A Motion Picture Association (MPA), responsável pela atribuição das classificações, fornece uma “etiqueta de fumo” juntamente com a classificação regular. Entretanto, 87% dos filmes permitidos para jovens não possuem esse alerta.
O CDC estima que uma classificação R (Restrita) para filmes com consumo de tabaco, na qual menores de idades só podem assistir ao filme com a presença de um adulto responsável, pode potencialmente reduzir o número de fumantes adolescentes em 18%. Se as taxas continuarem a crescer, por outro lado, a projeção é que 5,6 milhões de jovens vivos hoje poderão morrer com o desenvolvimento de doenças relacionadas ao tabaco.
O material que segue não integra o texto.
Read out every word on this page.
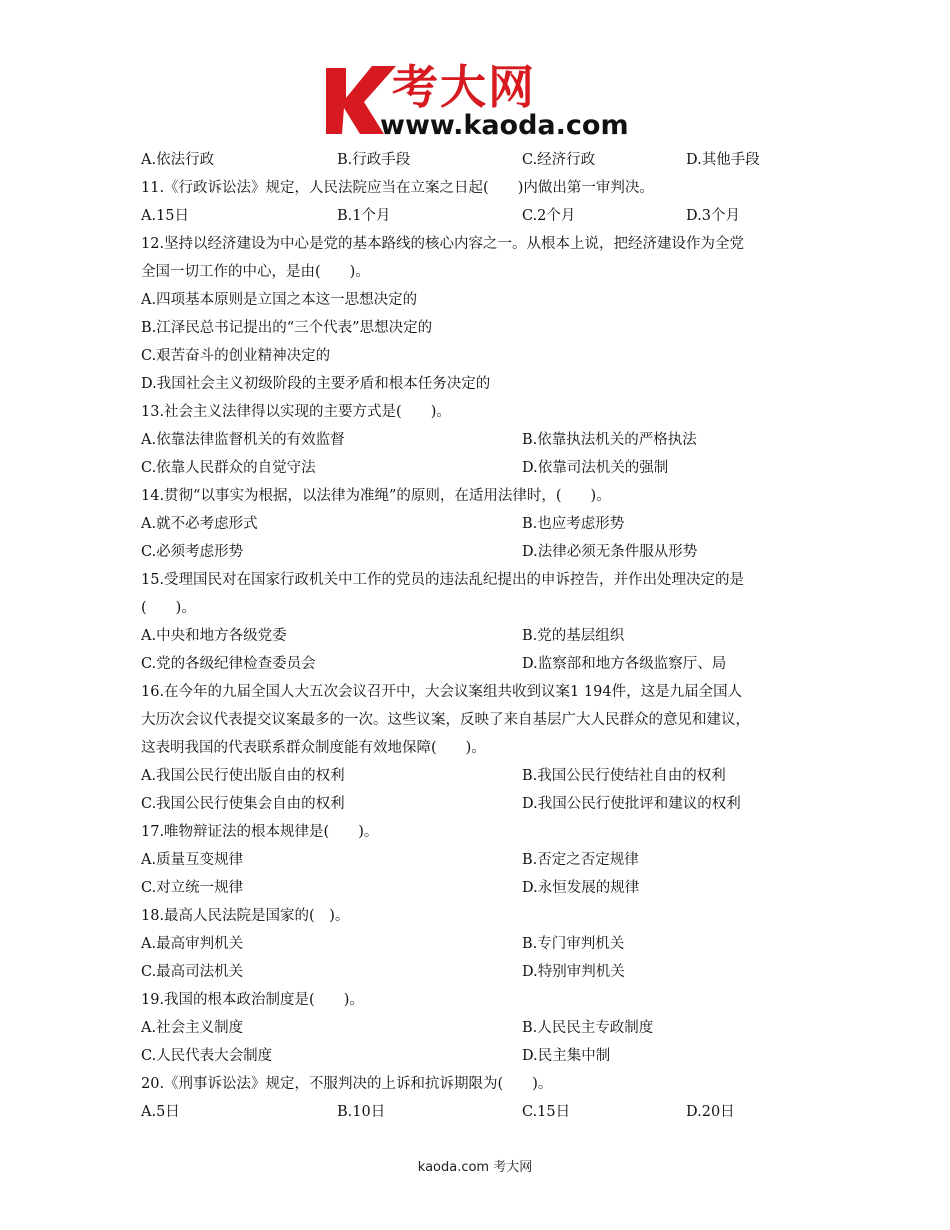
考大网
www.kaoda.com
A.依法行政	B.行政手段	C.经济行政	D.其他手段
11.《行政诉讼法》规定，人民法院应当在立案之日起(　　)内做出第一审判决。
A.15日	B.1个月	C.2个月	D.3个月
12.坚持以经济建设为中心是党的基本路线的核心内容之一。从根本上说，把经济建设作为全党
全国一切工作的中心，是由(　　)。
A.四项基本原则是立国之本这一思想决定的
B.江泽民总书记提出的“三个代表”思想决定的
C.艰苦奋斗的创业精神决定的
D.我国社会主义初级阶段的主要矛盾和根本任务决定的
13.社会主义法律得以实现的主要方式是(　　)。
A.依靠法律监督机关的有效监督	B.依靠执法机关的严格执法
C.依靠人民群众的自觉守法	D.依靠司法机关的强制
14.贯彻“以事实为根据，以法律为准绳”的原则，在适用法律时，(　　)。
A.就不必考虑形式	B.也应考虑形势
C.必须考虑形势	D.法律必须无条件服从形势
15.受理国民对在国家行政机关中工作的党员的违法乱纪提出的申诉控告，并作出处理决定的是
(　　)。
A.中央和地方各级党委	B.党的基层组织
C.党的各级纪律检查委员会	D.监察部和地方各级监察厅、局
16.在今年的九届全国人大五次会议召开中，大会议案组共收到议案1 194件，这是九届全国人
大历次会议代表提交议案最多的一次。这些议案，反映了来自基层广大人民群众的意见和建议，
这表明我国的代表联系群众制度能有效地保障(　　)。
A.我国公民行使出版自由的权利	B.我国公民行使结社自由的权利
C.我国公民行使集会自由的权利	D.我国公民行使批评和建议的权利
17.唯物辩证法的根本规律是(　　)。
A.质量互变规律	B.否定之否定规律
C.对立统一规律	D.永恒发展的规律
18.最高人民法院是国家的(　)。
A.最高审判机关	B.专门审判机关
C.最高司法机关	D.特别审判机关
19.我国的根本政治制度是(　　)。
A.社会主义制度	B.人民民主专政制度
C.人民代表大会制度	D.民主集中制
20.《刑事诉讼法》规定，不服判决的上诉和抗诉期限为(　　)。
A.5日	B.10日	C.15日	D.20日
kaoda.com 考大网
Rosa Rulff Vargas, doutora em psicossociologia pela UFRJ e pesquisadora do tema, afirma que fumantes em grande escala em mídias podem comunicar uma falsa noção de que o uso de cigarros é mais frequente do que ocorre na realidade, promovendo a percepção de que fumar é um comportamento padrão e “colaborando para construir um olhar trivial sobre o tabagismo”.
“Quanto maior a quantidade de imagens de produtos de tabaco incluídas na programação televisiva e exibidas nos cinemas, maior a preocupação quando a interferência na construção de pensamentos e intenções sobre fumar, e possibilidades de criar expectativas positivas, além de atitudes favoráveis sobre o tabagismo, sobretudo entre jovens e crianças”, alerta Rosa.
É preciso um olhar atento para identificar quais mensagens estão sendo transmitidas, por exemplo, com a exposição massiva de participantes do Big Brother Brasil fumando em festas e na varanda na TV aberta, assim como nas famosas séries das plataformas de streaming.
Um estudo da Truth Initiative publicado em 2019 apresentou uma forte crítica à Netflix, já que muitos dos conteúdos contêm uma quantidade preocupante de cigarros em cena nas séries mais populares entre os jovens de 15 a 24 anos.
Stranger Things, por exemplo, retratou pessoas fumando pelo menos uma vez em todos os episódios da primeira e da segunda temporadas. Outras séries citadas são Orange is the New Black, Unbreakable Kimmy Schmidt e House of Cards. A organização também registrou um crescimento do uso do cigarro na TV a cabo, ainda que menor do que as ocorrências registradas pela plataforma de streaming. Após a publicação dos dados, a Netflix se comprometeu publicamente a reduzir as cenas com cigarros nas produções.